Persatuan dan Bukan Penyatuan
Upaya membangun kohesi sosial di
Indonesia tidak bisa dilakukan dengan memaksakan penyatuan. Sejarah bangsa ini,
terutama pada masa Orde Baru, menunjukkan bahwa penyatuan melalui kekuatan
politik dan militeristik hanya menghasilkan “perdamaian negatif”, seperti yang
dikemukakan oleh Johan Galtung. “Perdamaian negatif” adalah ketiadaan konflik
terbuka, tetapi ketidakadilan dan ketegangan tetap ada di bawah permukaan.
Dalam konteks Orde Baru, perbedaan budaya dan agama ditekan demi mencapai
keseragaman, yang pada akhirnya justru melemahkan kohesi sosial.
Sebaliknya, kita membutuhkan “perdamaian
positif”—sebuah kondisi di mana masyarakat tidak hanya bebas dari konflik,
tetapi juga hidup dalam harmoni dengan adanya keadilan sosial. Di sinilah peran
agama menjadi krusial. Menurut Nurchalish Madjid, agama harus menjadi sumber
moral yang mendorong masyarakat untuk saling menghormati perbedaan dan
membangun persaudaraan sejati. Dalam konsep “ukhuwah” yang diajarkan
oleh Islam, misalnya, ada ajakan untuk membangun persaudaraan yang tidak
dibatasi oleh identitas agama, etnis, atau golongan, tetapi berdasar pada
kemanusiaan yang universal.
Dalam Discipline and Punish
(1977), Foucault menjelaskan bahwa ilmu pengetahuan digunakan oleh kekuasaan
untuk mengontrol dan mendisiplinkan masyarakat. Dengan cara yang sama,
diskursus agama juga bisa digunakan sebagai alat kontrol jika tidak dipahami
secara mendalam. Agama, dalam konteks ini, bisa memperkuat atau merusak kohesi
sosial tergantung pada bagaimana ia digunakan—apakah sebagai alat pembebasan
atau sebagai alat untuk menekan perbedaan.
Kecuali itu, Foucault menekankan bahwa
ilmu pengetahuan tidak pernah netral; ia selalu bekerja dalam kerangka
kekuasaan. Dalam konteks ini, diskursus tentang agama dan perannya dalam
masyarakat juga tidak terlepas dari hubungan kekuasaan. Ketika agama digunakan
sebagai alat politik untuk memperkuat dominasi satu kelompok atas kelompok
lain, ia kehilangan potensinya sebagai kekuatan moral yang dapat memperkuat
kohesi sosial.
Contoh ini terlihat dalam sejarah
Indonesia.

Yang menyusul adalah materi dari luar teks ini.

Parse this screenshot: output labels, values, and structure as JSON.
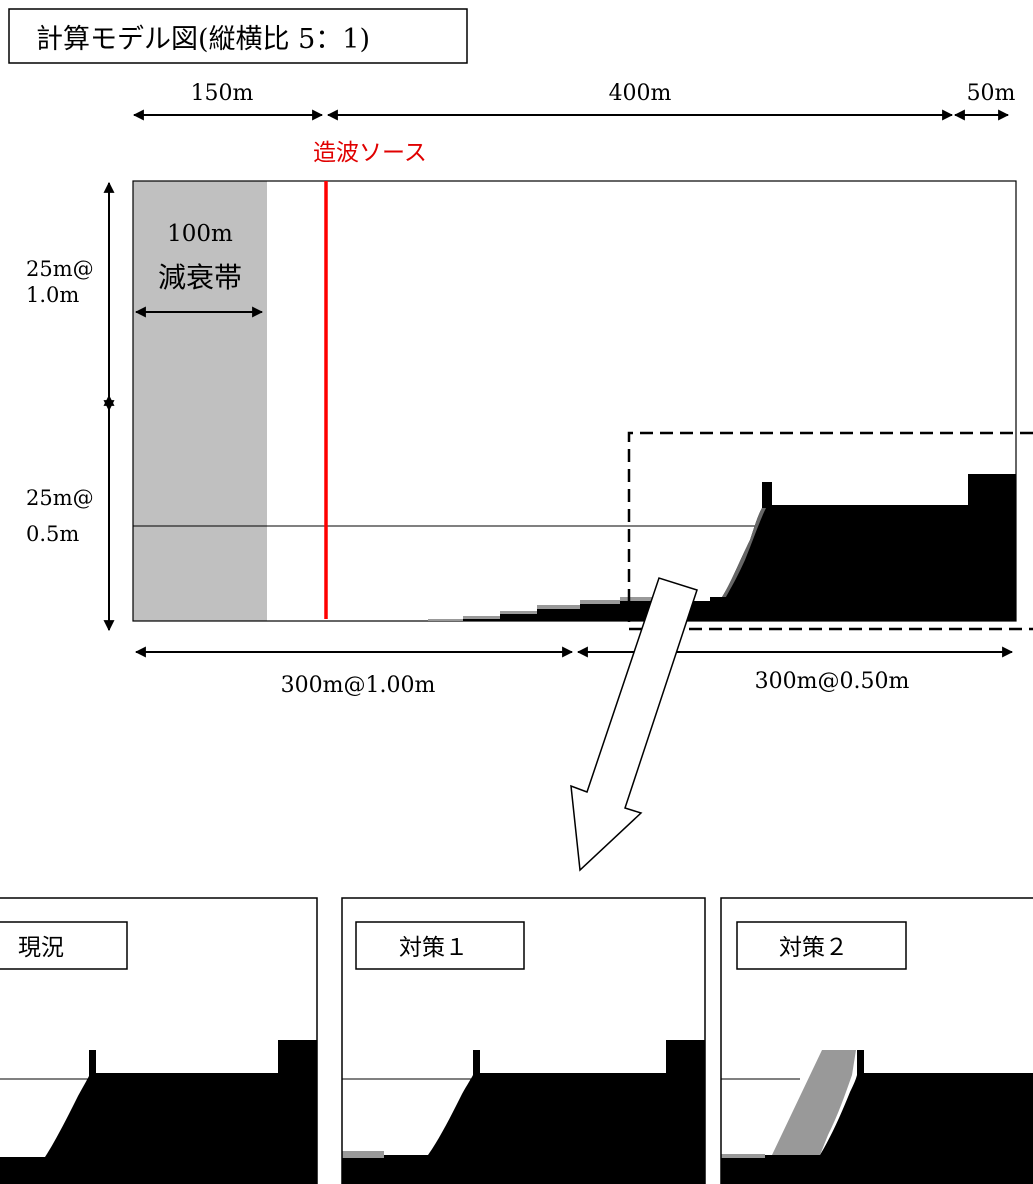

Di masa Orde Baru, agama digunakan oleh negara untuk memperkuat
narasi nasionalisme dan menekan identitas lokal yang berbeda. Hal ini
menciptakan situasi di mana kohesi sosial tampak terjaga di permukaan, tetapi
sebenarnya rapuh karena tidak ada keadilan yang mendasarinya. Ini adalah bentuk
dari “perdamaian negatif”, di mana stabilitas dicapai melalui represi, bukan
dialog.
Sebaliknya, peran agama yang benar dalam
membangun kohesi sosial adalah dengan mempromosikan dialog antar kelompok dan
mendorong keadilan sosial. Ilmu pengetahuan, dalam hal ini, dapat digunakan
untuk memperdalam pemahaman tentang peran agama dalam masyarakat dan mendorong
interaksi yang sehat antar kelompok yang berbeda. Dengan cara ini, ilmu
pengetahuan dapat membantu memperkuat kohesi sosial, asalkan ia tidak digunakan
sebagai alat kekuasaan untuk menekan perbedaan.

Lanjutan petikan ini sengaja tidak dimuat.